Interdisziplinär und hochmodern forschen
Bedeckter Boden reichert organische Substanz und damit auch Kohlenstoff an. Deswegen ist es wichtig, vegetationslose Böden zu vermeiden, die zudem von Erosion verwüstet werden können. Agrarökologie, regenerative Landwirtschaft, Agroforstwirtschaft, konservierende Bodenbearbeitung und Landschaftspflege sind nur einige der lokal anpassbaren Praktiken, die für die Bodengesundheit und die Kohlenstoffbindung entscheidend wichtig sind.

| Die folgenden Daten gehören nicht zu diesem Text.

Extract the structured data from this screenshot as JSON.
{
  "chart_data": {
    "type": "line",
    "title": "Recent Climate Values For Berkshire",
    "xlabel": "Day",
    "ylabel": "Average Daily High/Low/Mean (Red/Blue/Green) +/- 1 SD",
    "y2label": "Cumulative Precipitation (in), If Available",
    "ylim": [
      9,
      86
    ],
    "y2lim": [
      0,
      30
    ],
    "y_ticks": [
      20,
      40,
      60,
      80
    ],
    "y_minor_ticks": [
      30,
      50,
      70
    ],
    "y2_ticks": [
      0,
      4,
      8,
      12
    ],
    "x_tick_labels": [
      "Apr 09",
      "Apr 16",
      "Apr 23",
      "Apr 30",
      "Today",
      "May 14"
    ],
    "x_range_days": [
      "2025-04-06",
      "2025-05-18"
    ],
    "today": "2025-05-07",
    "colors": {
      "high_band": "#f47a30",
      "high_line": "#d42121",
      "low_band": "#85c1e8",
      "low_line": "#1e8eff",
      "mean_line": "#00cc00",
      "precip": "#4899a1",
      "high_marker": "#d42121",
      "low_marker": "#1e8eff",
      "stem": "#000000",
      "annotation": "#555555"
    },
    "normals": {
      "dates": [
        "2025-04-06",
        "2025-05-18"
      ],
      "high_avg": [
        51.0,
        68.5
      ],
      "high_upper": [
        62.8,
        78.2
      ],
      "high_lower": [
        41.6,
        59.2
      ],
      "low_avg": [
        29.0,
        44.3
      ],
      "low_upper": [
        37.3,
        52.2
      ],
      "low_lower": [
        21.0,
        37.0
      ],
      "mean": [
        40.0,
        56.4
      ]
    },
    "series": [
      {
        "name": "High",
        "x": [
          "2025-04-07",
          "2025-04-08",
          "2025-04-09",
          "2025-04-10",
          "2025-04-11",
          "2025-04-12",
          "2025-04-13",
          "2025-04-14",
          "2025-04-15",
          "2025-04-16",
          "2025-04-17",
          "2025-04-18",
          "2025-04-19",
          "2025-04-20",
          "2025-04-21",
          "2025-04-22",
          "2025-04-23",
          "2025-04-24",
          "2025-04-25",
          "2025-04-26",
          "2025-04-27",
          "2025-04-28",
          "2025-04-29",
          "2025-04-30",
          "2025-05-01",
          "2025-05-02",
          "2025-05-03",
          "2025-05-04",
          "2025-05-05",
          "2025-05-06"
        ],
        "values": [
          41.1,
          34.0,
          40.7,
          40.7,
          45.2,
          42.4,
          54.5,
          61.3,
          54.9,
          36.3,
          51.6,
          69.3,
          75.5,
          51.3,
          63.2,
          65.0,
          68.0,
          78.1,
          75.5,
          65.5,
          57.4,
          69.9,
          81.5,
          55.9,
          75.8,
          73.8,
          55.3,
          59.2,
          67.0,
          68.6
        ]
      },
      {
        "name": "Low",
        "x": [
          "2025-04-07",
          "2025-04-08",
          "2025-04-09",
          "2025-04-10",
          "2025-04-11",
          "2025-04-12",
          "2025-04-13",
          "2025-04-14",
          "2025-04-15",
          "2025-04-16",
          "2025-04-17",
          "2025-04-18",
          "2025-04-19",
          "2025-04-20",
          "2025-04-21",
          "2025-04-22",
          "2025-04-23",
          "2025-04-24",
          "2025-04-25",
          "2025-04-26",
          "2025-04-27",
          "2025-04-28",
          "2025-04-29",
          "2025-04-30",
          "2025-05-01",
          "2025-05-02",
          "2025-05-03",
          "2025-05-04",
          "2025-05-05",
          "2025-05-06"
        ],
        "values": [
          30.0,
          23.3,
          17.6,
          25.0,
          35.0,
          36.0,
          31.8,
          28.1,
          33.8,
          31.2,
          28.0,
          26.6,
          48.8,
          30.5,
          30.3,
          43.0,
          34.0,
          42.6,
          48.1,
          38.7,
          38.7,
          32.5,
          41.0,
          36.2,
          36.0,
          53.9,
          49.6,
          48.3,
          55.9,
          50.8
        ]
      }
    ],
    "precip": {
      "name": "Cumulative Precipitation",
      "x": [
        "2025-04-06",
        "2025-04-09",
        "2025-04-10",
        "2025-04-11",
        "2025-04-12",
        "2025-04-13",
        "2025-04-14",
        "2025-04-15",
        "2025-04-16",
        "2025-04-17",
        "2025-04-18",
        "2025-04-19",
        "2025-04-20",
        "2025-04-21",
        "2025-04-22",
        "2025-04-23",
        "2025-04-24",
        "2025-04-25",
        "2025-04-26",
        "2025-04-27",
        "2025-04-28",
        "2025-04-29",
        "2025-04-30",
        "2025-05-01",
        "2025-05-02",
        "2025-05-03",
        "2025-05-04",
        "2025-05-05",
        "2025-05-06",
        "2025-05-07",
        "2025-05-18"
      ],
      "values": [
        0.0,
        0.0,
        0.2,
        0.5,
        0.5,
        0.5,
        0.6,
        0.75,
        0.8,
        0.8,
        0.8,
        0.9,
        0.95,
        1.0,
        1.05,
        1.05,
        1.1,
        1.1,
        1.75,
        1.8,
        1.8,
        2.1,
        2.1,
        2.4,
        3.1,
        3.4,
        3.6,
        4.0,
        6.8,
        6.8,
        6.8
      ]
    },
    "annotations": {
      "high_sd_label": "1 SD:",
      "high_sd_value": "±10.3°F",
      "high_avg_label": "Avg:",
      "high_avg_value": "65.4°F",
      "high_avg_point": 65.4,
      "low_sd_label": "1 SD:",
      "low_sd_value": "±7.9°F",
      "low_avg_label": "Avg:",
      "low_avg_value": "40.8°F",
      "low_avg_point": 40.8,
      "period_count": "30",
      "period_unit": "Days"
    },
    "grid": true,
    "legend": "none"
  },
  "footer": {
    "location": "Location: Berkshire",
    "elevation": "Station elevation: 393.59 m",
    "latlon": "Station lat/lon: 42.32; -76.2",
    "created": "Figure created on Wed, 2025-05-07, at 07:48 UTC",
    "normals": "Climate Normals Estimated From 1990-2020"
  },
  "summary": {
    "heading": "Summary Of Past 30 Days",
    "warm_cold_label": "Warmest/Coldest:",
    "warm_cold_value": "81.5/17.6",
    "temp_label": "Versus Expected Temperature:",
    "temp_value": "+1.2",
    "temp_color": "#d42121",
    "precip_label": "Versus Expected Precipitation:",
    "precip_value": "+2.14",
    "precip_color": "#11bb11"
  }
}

Der Einsatz von Deckfruchtkulturen, das Nähren der Böden mit Dung und Kompost sowie die Wiederherstellung von Feldern, Weiden und degradierten Wäldern usw. – um diese Verfahren geht es. „Unser Projekt schuf eine Wissensbrücke über Kontinente hinweg, an der Interessengruppen und Forschungsteams des Bereichs Kohlenstoff im Boden aus Australien, Brasilien, China, Russland und den USA, aber auch aus Kolumbien, Costa Rica, Kenia, Madagaskar, Südafrika und Tansania beteiligt waren“, fügt Soussana hinzu. Das Team richtete ein Knowledge Information System (Wissensinformationssystem) ein, das auf einer offenen kollaborativen Plattform in Form einer Online-Bibliothek zum Wissen über Kohlenstoff im Boden zur Verfügung steht, die auch als soziales Netzwerk für Mitglieder dient. CIRCASA hat ein internationales Forschungskonsortium aus der Europäischen Kommission, Finanzierungsgremien, Forschungseinrichtungen, öffentlichen Behörden und dem privaten Sektor vorbereitet, um Projekte und Programme zu koordinieren.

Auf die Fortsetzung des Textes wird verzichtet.